The Guide of Tomorrow turns away from us, wholly unconcerned that we could try to attack her. Kamii squeezes my hand as if to signal that we should make our move now, but I shake my head ever so slightly. It's not that I'm afraid because we have been separated from the others, but one part of me has a morbid interest in the Old Humans' last gambit.
"The battle to the death will still happen, but it doesn't have to be perfect. Life is imperfect after all!" Spreading her arms, Shelnir speaks with her back turned to me. She's staring up at the force field as if praying to it rather than addressing me. "I planted the seed, and the core of the tesseract has delivered the water. Watch it bloom now."
The moment she says this, she spins around and points past me. I notice with my Chaos senses that my companions have arrived and turn to look. They seem surprised when they notice that space has changed before their very eyes but prepare for battle upon seeing Shelnir and Elaine.
Suddenly, bright lights appear behind everybody. Then, a barrage of plasma beams shoots out from the rear. One cuts through Kamii's cursed arm and severs it cleanly just below the shoulder. The little dark elf screams in pain as her crab pincer drops to the floor.
The core of Hestia's wing covers on her back is hit, igniting the machinery inside and causing it to explode. She's flung through the room and into a wall by the pressure of the explosion.
Aurelia has a hole burned through her abdomen from behind. Molten gold pours from the wound as she looks down at herself with an utterly surprised expression and collapses to her knees.
Tokomaha's instincts allow her to barely dodge the sudden attack, but her leaf hair bursts out into flames. Tahiri has her head cut off, but her body turns into lightning, negating the damage. Korenga doesn't even notice when a beam whips across her back until it singes her hair, upon which she spins around in surprise.
Asoko, Uten, and Saten each have a beam cutting through their torso, but they're Crawling Chaoses, so they can repair the damage immediately.
I stare into the small cubical room, past the carnage, where Luna hovers a few inches off the ground. She's surrounded by several balls of plasma, and her eyes are glowing with power, but it's clear that her mind is gone. Rolan and the others turn to look at her, unable to comprehend what the half-elf just did.
Before Luna can shoot again, now aiming at those around and behind her, Rolan disappears in a blur and tackles her down to the ground. The plasma balls floating around her go haywire and scatter into tiny pellets that pelt the surroundings. This time, Sintress is quick enough to react and erects the Perfect Sanctuary around everybody, shielding them from the deadly rain.

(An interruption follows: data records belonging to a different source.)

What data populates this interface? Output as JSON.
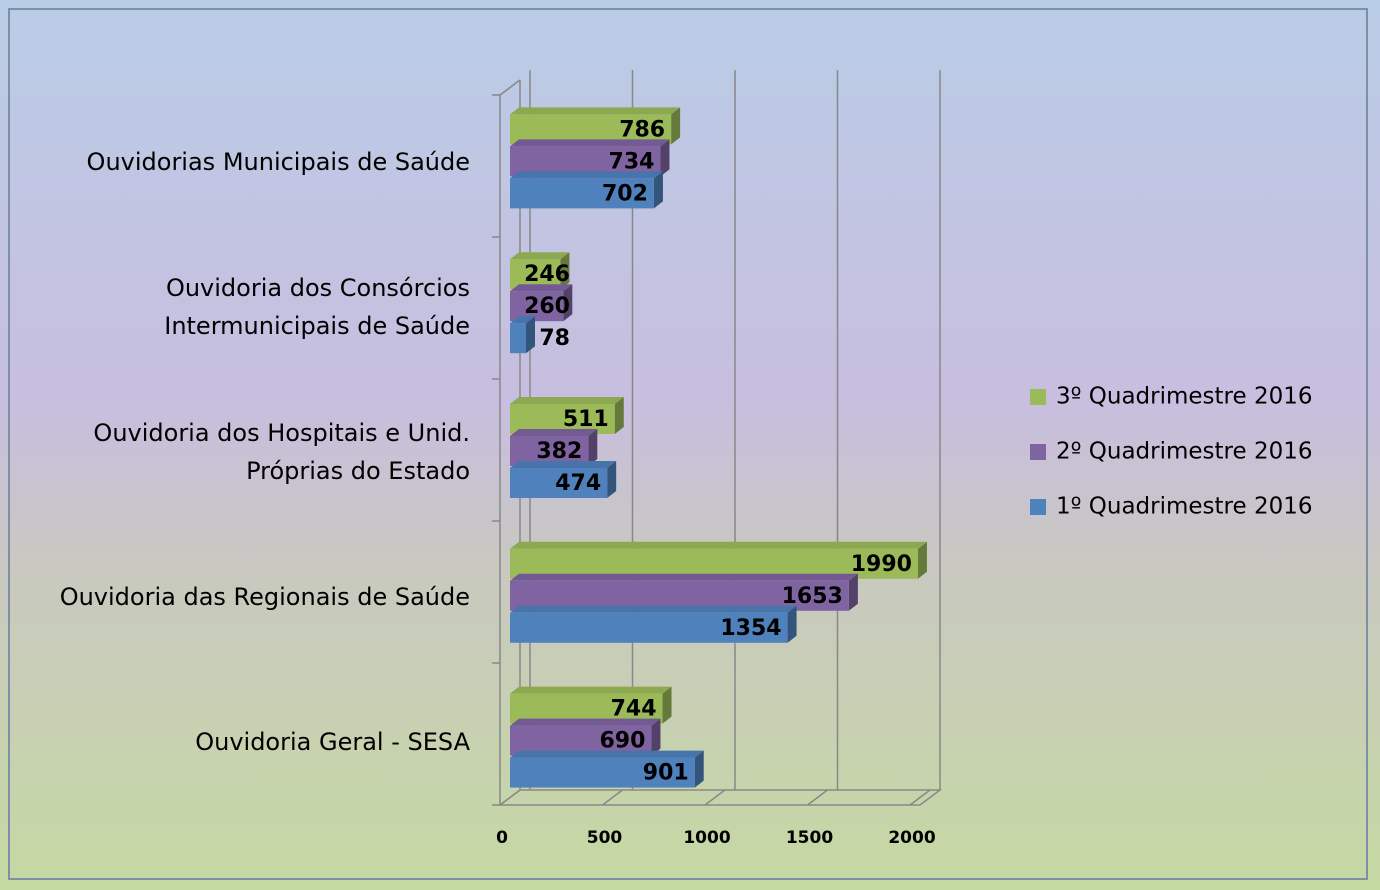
{
  "chart_data": {
    "type": "bar",
    "orientation": "horizontal",
    "categories": [
      "Ouvidorias Municipais de Saúde",
      "Ouvidoria dos Consórcios Intermunicipais de Saúde",
      "Ouvidoria dos Hospitais e Unid. Próprias do Estado",
      "Ouvidoria das Regionais de Saúde",
      "Ouvidoria Geral - SESA"
    ],
    "series": [
      {
        "name": "3º Quadrimestre 2016",
        "color": "#9bbb59",
        "values": [
          786,
          246,
          511,
          1990,
          744
        ]
      },
      {
        "name": "2º Quadrimestre 2016",
        "color": "#8064a2",
        "values": [
          734,
          260,
          382,
          1653,
          690
        ]
      },
      {
        "name": "1º Quadrimestre 2016",
        "color": "#4f81bd",
        "values": [
          702,
          78,
          474,
          1354,
          901
        ]
      }
    ],
    "xlim": [
      0,
      2000
    ],
    "xticks": [
      0,
      500,
      1000,
      1500,
      2000
    ],
    "grid": true,
    "legend": "right"
  }
}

A blast of wind sends Rolan flying up and crashing into the ceiling. Rising from the ground is the empowered Luna, who raises her arms to summon another array of plasma spheres. Sintress points at the half-elf, upon which a Perfect Sanctuary surrounds her and locks her in space. But Luna merely waves her hand and cuts through the barrier with a plasma beam as if it were paper.
Utterly shocked, the Lady of Brilliance can't react in time and has both her legs cut through by the continuing beam. She falls to the ground but raises both her hands to lock Luna's limbs in place directly with smaller barriers like I attempted against Oinos in Kairaki.

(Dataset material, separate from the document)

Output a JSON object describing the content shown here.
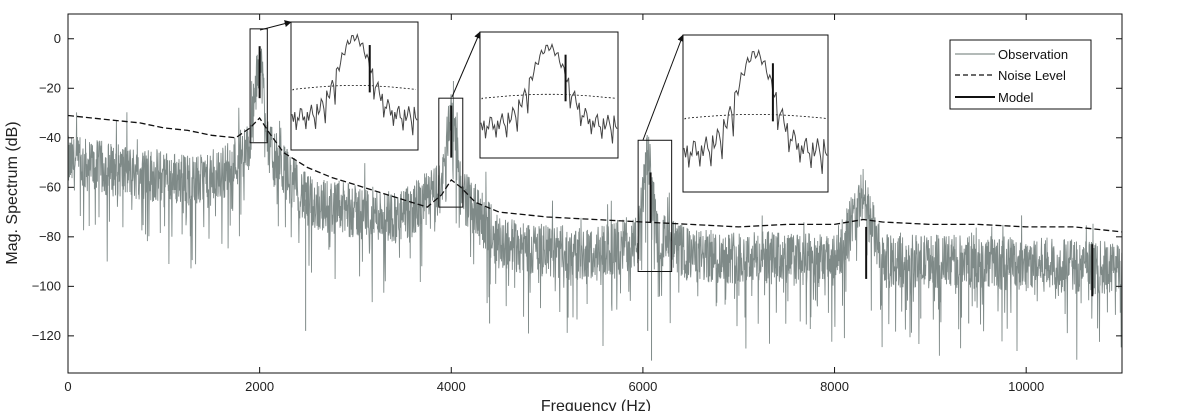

Gram, Sigurd, Svanhild, and Halthor stare at the imprisoned Luna with their mouths hanging open, unable to comprehend what just happened in the last few moments.
Then, space shifts and changes. The walls of the cubical room move away, and the floor stretches, pulling everybody apart. Segments of the floor and wall fold in a kaleidoscopic display that boggles the mind. Moments later, everybody has been separated, and all I'm left with inside the cubical room that returns to its original size are my beloved girls wounded and dying on the floor.